An unauthorized autobiography, it has to be said, is an unusual category. What it means for Julian Assange: The Unauthorised Autobiography is that Assange agreed to write his life story, in collaboration with the UK journalist Andrew O’Hagan, but asked to be released from the contract after the first draft was completed. Seeing that he’d already received an advance, and that that had been spent to pay for legal expenses, the publishers, Canongate, decided to go ahead and publish what they had.
With 38 other publishers worldwide waiting to issue their own editions, Canongate’s decision is certainly understandable.
But the view of this reviewer is that Assange has little to worry about. The book reads not only well but in many places magnificently. If you want a version of the WikiLeaks saga from the horse’s mouth, and in addition a defense of press freedom in the tradition of John Wilkes, Tom Paine and Daniel Ellsberg, this is undoubtedly it.
As WikiLeaks is built on a belief in unfettered access to information, one expects as much of the truth as can be fitted into 250 pages from Assange. (The last 100 pages or so consist largely of extracts from the leaks themselves, generally less sensational than one might have expected.) There’s one fact of local interest close to the start — the name Assange, taken from the author’s stepfather, derives from the Chinese Ah Sang, the stepfather’s ancestor several generations back, who was “a Taiwanese pirate.”
START AT THE END
The story begins with Assange’s thoughts while on the way to London’s Wandsworth Prison in December last year, an incarceration he was released from nine days later. It then proceeds to narrate his life story from childhood until that release.

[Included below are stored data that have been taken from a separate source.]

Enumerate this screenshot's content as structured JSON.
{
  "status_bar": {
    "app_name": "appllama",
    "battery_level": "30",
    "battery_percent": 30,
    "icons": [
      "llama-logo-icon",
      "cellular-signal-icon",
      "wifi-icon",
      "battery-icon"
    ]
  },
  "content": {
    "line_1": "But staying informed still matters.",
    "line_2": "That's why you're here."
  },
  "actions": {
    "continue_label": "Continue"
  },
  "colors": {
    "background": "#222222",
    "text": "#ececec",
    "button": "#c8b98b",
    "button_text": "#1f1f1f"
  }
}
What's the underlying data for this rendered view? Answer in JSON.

The book is characterized by carefully calculated plain-speaking, and it’s hard not to believe everything Assange says here. Near the end he describes — for the first time, he states — the events that took place in Sweden in August last year that led to the request for his extradition from the UK. He reports making love to two Swedish women and to his being uncertain whether the subsequent police involvement was due to jealousy on one or both their parts or was some kind of “honey trap.” He’d been warned that a smear campaign based on alleged sexual impropriety might be resorted to by some of his highly placed enemies.

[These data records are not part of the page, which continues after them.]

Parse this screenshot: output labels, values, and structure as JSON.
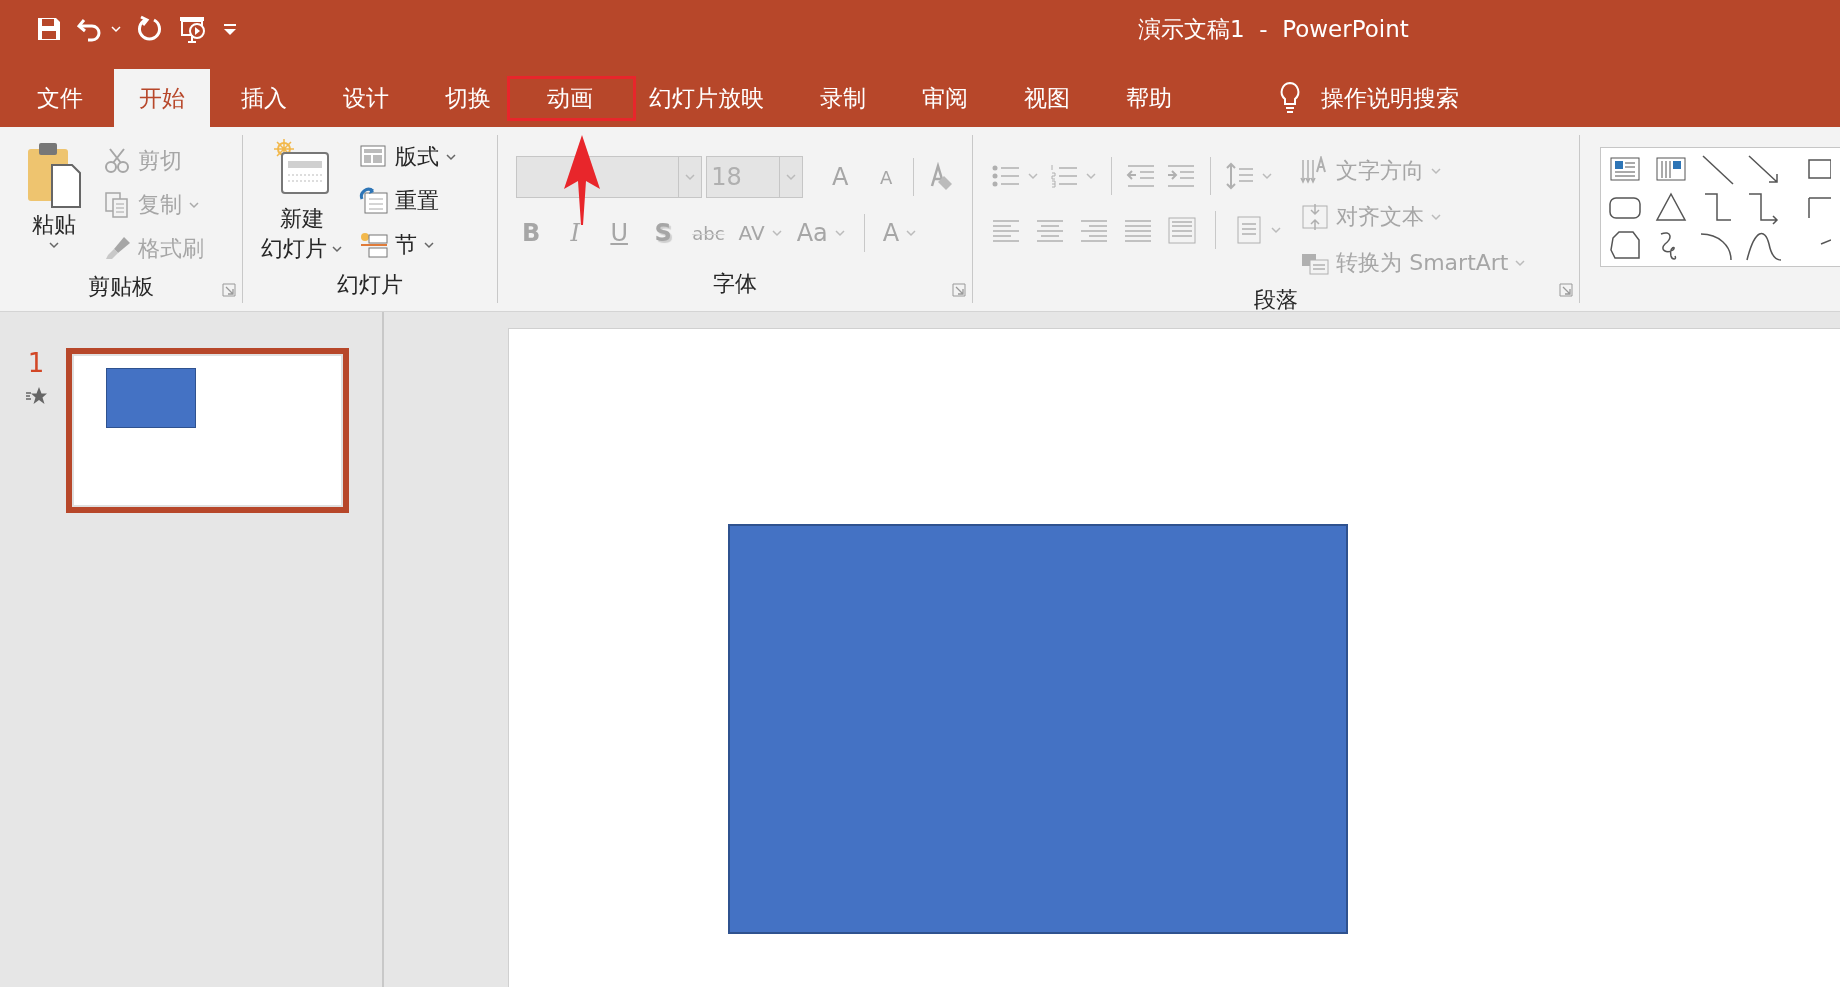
{
  "window": {
    "title": "演示文稿1  -  PowerPoint"
  },
  "tabs": [
    {
      "label": "文件",
      "selected": false,
      "highlighted": false
    },
    {
      "label": "开始",
      "selected": true,
      "highlighted": false
    },
    {
      "label": "插入",
      "selected": false,
      "highlighted": false
    },
    {
      "label": "设计",
      "selected": false,
      "highlighted": false
    },
    {
      "label": "切换",
      "selected": false,
      "highlighted": false
    },
    {
      "label": "动画",
      "selected": false,
      "highlighted": true
    },
    {
      "label": "幻灯片放映",
      "selected": false,
      "highlighted": false
    },
    {
      "label": "录制",
      "selected": false,
      "highlighted": false
    },
    {
      "label": "审阅",
      "selected": false,
      "highlighted": false
    },
    {
      "label": "视图",
      "selected": false,
      "highlighted": false
    },
    {
      "label": "帮助",
      "selected": false,
      "highlighted": false
    }
  ],
  "tell_me": {
    "label": "操作说明搜索"
  },
  "ribbon": {
    "groups": [
      {
        "kind": "clipboard",
        "label": "剪贴板",
        "launcher": true,
        "items": [
          {
            "label": "粘贴",
            "disabled": false,
            "dropdown": true
          },
          {
            "label": "剪切",
            "disabled": true,
            "dropdown": false
          },
          {
            "label": "复制",
            "disabled": true,
            "dropdown": true
          },
          {
            "label": "格式刷",
            "disabled": true,
            "dropdown": false
          }
        ]
      },
      {
        "kind": "slides",
        "label": "幻灯片",
        "launcher": false,
        "items": [
          {
            "label_lines": [
              "新建",
              "幻灯片"
            ],
            "dropdown": true
          },
          {
            "label": "版式",
            "dropdown": true
          },
          {
            "label": "重置",
            "dropdown": false
          },
          {
            "label": "节",
            "dropdown": true
          }
        ]
      },
      {
        "kind": "font",
        "label": "字体",
        "launcher": true,
        "disabled": true,
        "font_size": {
          "value": "18"
        },
        "size_buttons": [
          {
            "label": "A",
            "kind": "grow"
          },
          {
            "label": "A",
            "kind": "shrink"
          }
        ],
        "format_buttons": [
          {
            "label": "B",
            "kind": "bold",
            "dropdown": false
          },
          {
            "label": "I",
            "kind": "italic",
            "dropdown": false
          },
          {
            "label": "U",
            "kind": "underline",
            "dropdown": false
          },
          {
            "label": "S",
            "kind": "shadow",
            "dropdown": false
          },
          {
            "label": "abc",
            "kind": "strike",
            "dropdown": false
          },
          {
            "label": "AV",
            "kind": "spacing",
            "dropdown": true
          },
          {
            "label": "Aa",
            "kind": "case",
            "dropdown": true
          },
          {
            "label": "A",
            "kind": "color",
            "dropdown": true
          }
        ]
      },
      {
        "kind": "paragraph",
        "label": "段落",
        "launcher": true,
        "disabled": true,
        "text_items": [
          {
            "label": "文字方向",
            "dropdown": true
          },
          {
            "label": "对齐文本",
            "dropdown": true
          },
          {
            "label": "转换为 SmartArt",
            "dropdown": true
          }
        ]
      },
      {
        "kind": "shapes"
      }
    ]
  },
  "slides_pane": {
    "thumbnails": [
      {
        "number": "1",
        "selected": true,
        "animated": true
      }
    ]
  }
}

A similar openness characterizes his account of his activities as a 20-year-old in Melbourne hacking into some of the world’s most secure computer systems. He was convicted of an offense at the time and fined. He notes how he was then, with an online name taken from the Roman poet Horace, one of perhaps only 50 people worldwide engaged in such a high level of technical security breaching. “As experiences of young adulthood go,” he writes, “it was mind-blowing.”
LEAKS
Once he comes to the WikiLeaks years, you’re treated to accounts of the leaks relating to, among other things, Somalia, Guantanamo, Fallujah, Kenya, Scientology, a Swiss and an Icelandic bank, the far-right British National Party, and the Iraq and Afghanistan wars. Every page is of absorbing interest. The wording feels considered, and there’s no evidence at these points of this being merely a first draft. Only at the very end, when Assange describes the differences that developed between him and the Guardian and New York Times, does the tone begin to appear hurried.

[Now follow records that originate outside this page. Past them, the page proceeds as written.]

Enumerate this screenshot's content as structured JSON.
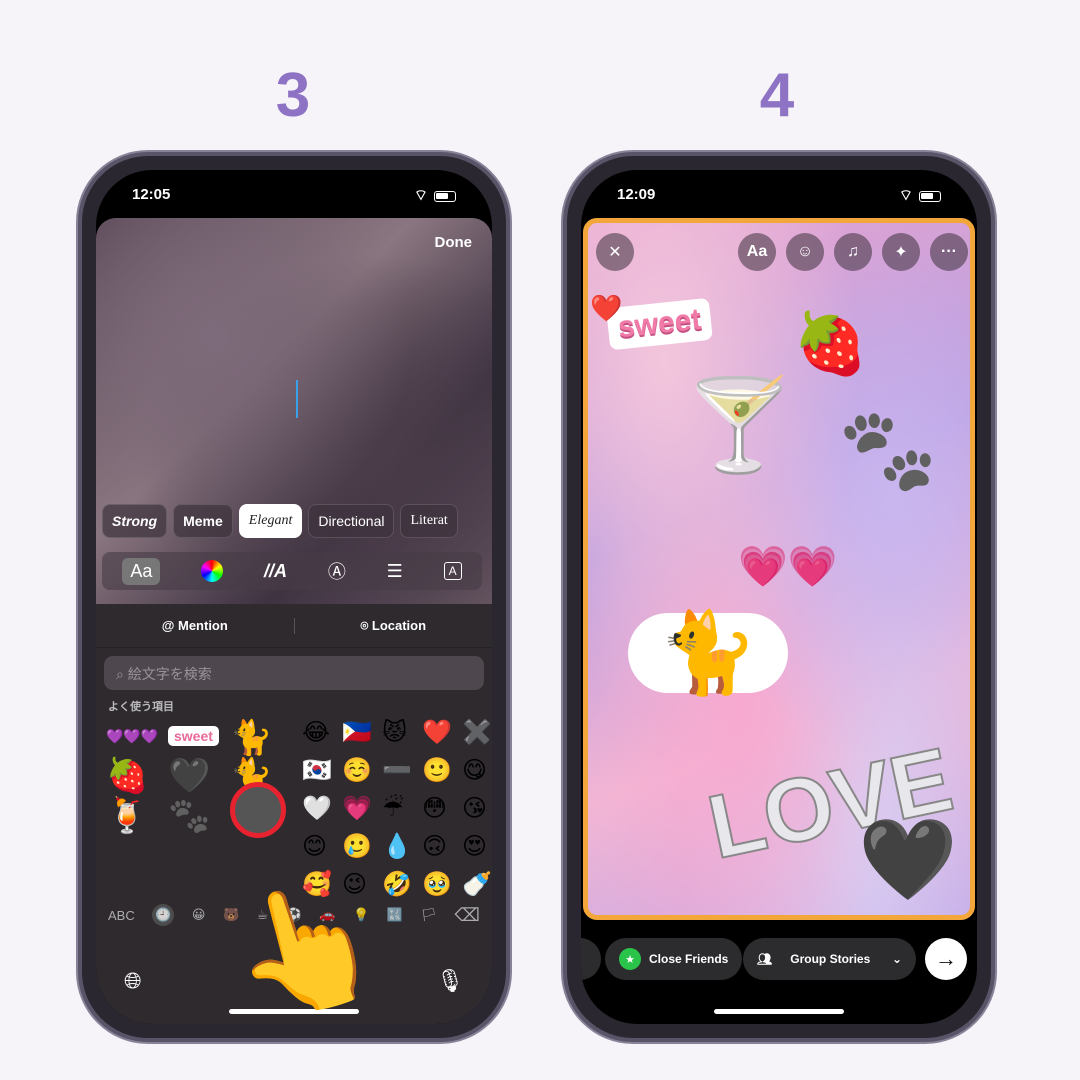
{
  "steps": [
    "3",
    "4"
  ],
  "phone3": {
    "time": "12:05",
    "done": "Done",
    "styles": [
      "Strong",
      "Meme",
      "Elegant",
      "Directional",
      "Literat"
    ],
    "tools": [
      "Aa",
      "color-wheel-icon",
      "//A",
      "outline-A-icon",
      "align-icon",
      "boxed-A-icon"
    ],
    "mention": "Mention",
    "location": "Location",
    "search_placeholder": "絵文字を検索",
    "frequent_label": "よく使う項目",
    "emojis": [
      [
        "😂",
        "🇵🇭",
        "😾",
        "❤️",
        "✖️"
      ],
      [
        "🇰🇷",
        "☺️",
        "➖",
        "🙂",
        "😋"
      ],
      [
        "🤍",
        "💗",
        "☔",
        "😳",
        "😘"
      ],
      [
        "😊",
        "🥲",
        "💧",
        "🙃",
        "😍"
      ],
      [
        "🥰",
        "😉",
        "🤣",
        "🥹",
        "🍼"
      ]
    ],
    "stickers": [
      "💜💜💜",
      "sweet",
      "🐈",
      "🍓",
      "🖤",
      "🐈",
      "🍹",
      "🐾"
    ],
    "abc": "ABC",
    "categories": [
      "🕘",
      "😀",
      "🐻",
      "☕",
      "⚽",
      "🚗",
      "💡",
      "🔣",
      "🏳"
    ]
  },
  "phone4": {
    "time": "12:09",
    "top_icons": [
      "close-icon",
      "text-icon",
      "sticker-icon",
      "music-icon",
      "sparkle-icon",
      "more-icon"
    ],
    "aa": "Aa",
    "stickers": {
      "sweet": "sweet",
      "love": "LOVE"
    },
    "close_friends": "Close Friends",
    "group_stories": "Group Stories",
    "accent": "#f3a73b",
    "green": "#2bc44a"
  }
}
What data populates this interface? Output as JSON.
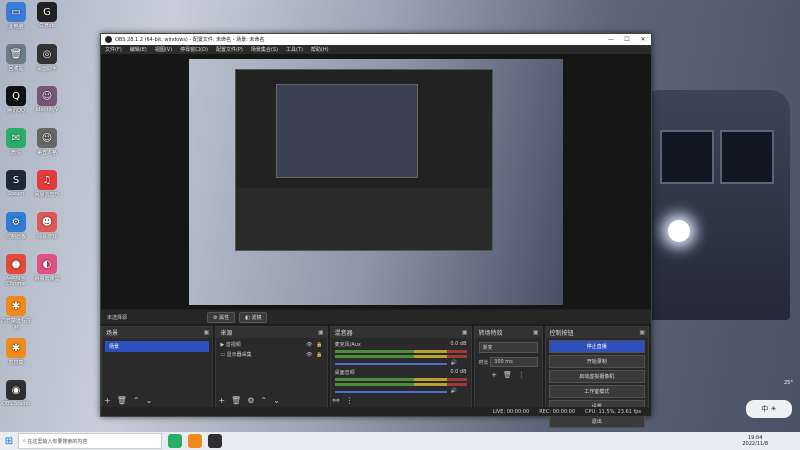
{
  "desktop": {
    "icons": [
      {
        "label": "此电脑",
        "color": "#3a7bd5",
        "glyph": "▭"
      },
      {
        "label": "回收站",
        "color": "#6c7a89",
        "glyph": "🗑"
      },
      {
        "label": "腾讯QQ",
        "color": "#111111",
        "glyph": "Q"
      },
      {
        "label": "微信",
        "color": "#2aae67",
        "glyph": "✉"
      },
      {
        "label": "Steam",
        "color": "#1b2838",
        "glyph": "S"
      },
      {
        "label": "控制面板",
        "color": "#2f7bd6",
        "glyph": "⚙"
      },
      {
        "label": "Google Chrome",
        "color": "#e24a3b",
        "glyph": "●"
      },
      {
        "label": "向日葵远程控制",
        "color": "#f08a1c",
        "glyph": "✱"
      },
      {
        "label": "向日葵",
        "color": "#f08a1c",
        "glyph": "✱"
      },
      {
        "label": "OBS Studio",
        "color": "#302e31",
        "glyph": "◉"
      }
    ],
    "icons2": [
      {
        "label": "G Hub",
        "color": "#222",
        "glyph": "G"
      },
      {
        "label": "桌面助手",
        "color": "#333",
        "glyph": "◎"
      },
      {
        "label": "IdentityV",
        "color": "#775577",
        "glyph": "☺"
      },
      {
        "label": "第五人格",
        "color": "#666",
        "glyph": "☺"
      },
      {
        "label": "网易云音乐",
        "color": "#e23b3b",
        "glyph": "♫"
      },
      {
        "label": "网易游戏",
        "color": "#e35656",
        "glyph": "☻"
      },
      {
        "label": "网易云课堂",
        "color": "#e05080",
        "glyph": "◐"
      }
    ]
  },
  "obs": {
    "title": "OBS 28.1.2 (64-bit, windows) - 配置文件: 未命名 - 场景: 未命名",
    "window_controls": [
      "—",
      "☐",
      "✕"
    ],
    "menu": [
      "文件(F)",
      "编辑(E)",
      "视图(V)",
      "停靠窗口(D)",
      "配置文件(P)",
      "场景集合(S)",
      "工具(T)",
      "帮助(H)"
    ],
    "source_bar": {
      "no_source": "未选择源",
      "properties": "属性",
      "filters": "滤镜"
    },
    "docks": {
      "scenes": {
        "title": "场景",
        "items": [
          "场景"
        ]
      },
      "sources": {
        "title": "来源",
        "items": [
          {
            "name": "音视频"
          },
          {
            "name": "显示器采集"
          }
        ]
      },
      "mixer": {
        "title": "混音器",
        "channels": [
          {
            "name": "麦克风/Aux",
            "db": "0.0 dB"
          },
          {
            "name": "桌面音频",
            "db": "0.0 dB"
          }
        ]
      },
      "transitions": {
        "title": "转场特效",
        "mode": "渐变",
        "duration_label": "时长",
        "duration": "300 ms"
      },
      "controls": {
        "title": "控制按钮",
        "buttons": [
          "停止直播",
          "开始录制",
          "启动虚拟摄像机",
          "工作室模式",
          "设置",
          "退出"
        ]
      }
    },
    "status": {
      "live": "LIVE: 00:00:00",
      "rec": "REC: 00:00:00",
      "cpu": "CPU: 11.5%, 23.61 fps"
    }
  },
  "taskbar": {
    "search_placeholder": "在这里输入你要搜索的内容",
    "time": "19:04",
    "date": "2022/11/8"
  },
  "weather": "25°",
  "ime": "中 ☀"
}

It looks as if it was at this stage in the book that Assange began to have doubts. It is, after all, recent events that are most difficult for anyone to describe in an even-handed way.
The release of, and reaction to, the infamous video of the Baghdad shooting from a US helicopter gunship, originally dubbed by WikiLeaks “collateral murder,” makes for extremely painful reading. All modern warfare is here, you feel — the pressure for “contact,” the civilian victims, the unacknowledged pattern of computer games. But the horror that Assange rightly feels is nonetheless conveyed in prose that is, it seems to me, both appropriately outraged and responsible.
Assange makes many strong points in the book — that politically he’s neither right nor left, that he isn’t anti-American (he points out that Anwar Ibrahim’s political party in Malaysia, which he aligned himself with, was supported by the US), that the history of journalism is a history of leaks, and that essentially WikiLeaks is simply “anti-bastard.”
BREAKING EGGS
But he does point out that you can’t bring about change with a polite consideration for the feelings of all others, because change is something those already in power will always resist, and sometimes vigorously. But he forcibly rejects the accusation that he and WikiLeaks have blood on their hands.
The Iraq War material was subjected to a blanket computer program that deleted all names and other identifying information, he states. Nevertheless, WikiLeaks has in place a program that, if its work ever becomes impossible, ensures that all remaining material will be released, presumably unedited.
He’s also disarmingly frank about himself. “I am some kind of weirdo,” he admits. He’s someone, he says, who likes a scrap and generally lives unconventionally — out of a backpack much of the time, and at one point owning only one pair of shoes.
The book’s main weakness lies in the refusal to consider that centers of power are essential to all societies, and that diplomacy can never be successfully conducted in the public eye. But WikiLeaks has only sometimes concerned itself with diplomatic material, and in recent releases has more often focused on the horrors of war. This is something that governments throughout history have been anxious to conceal, but in the age of the Internet (which to Assange is necessarily the age of Everyman) it seems to me something we all ought to know about. Anybody who comes near to sharing this viewpoint will be unable to resist this book.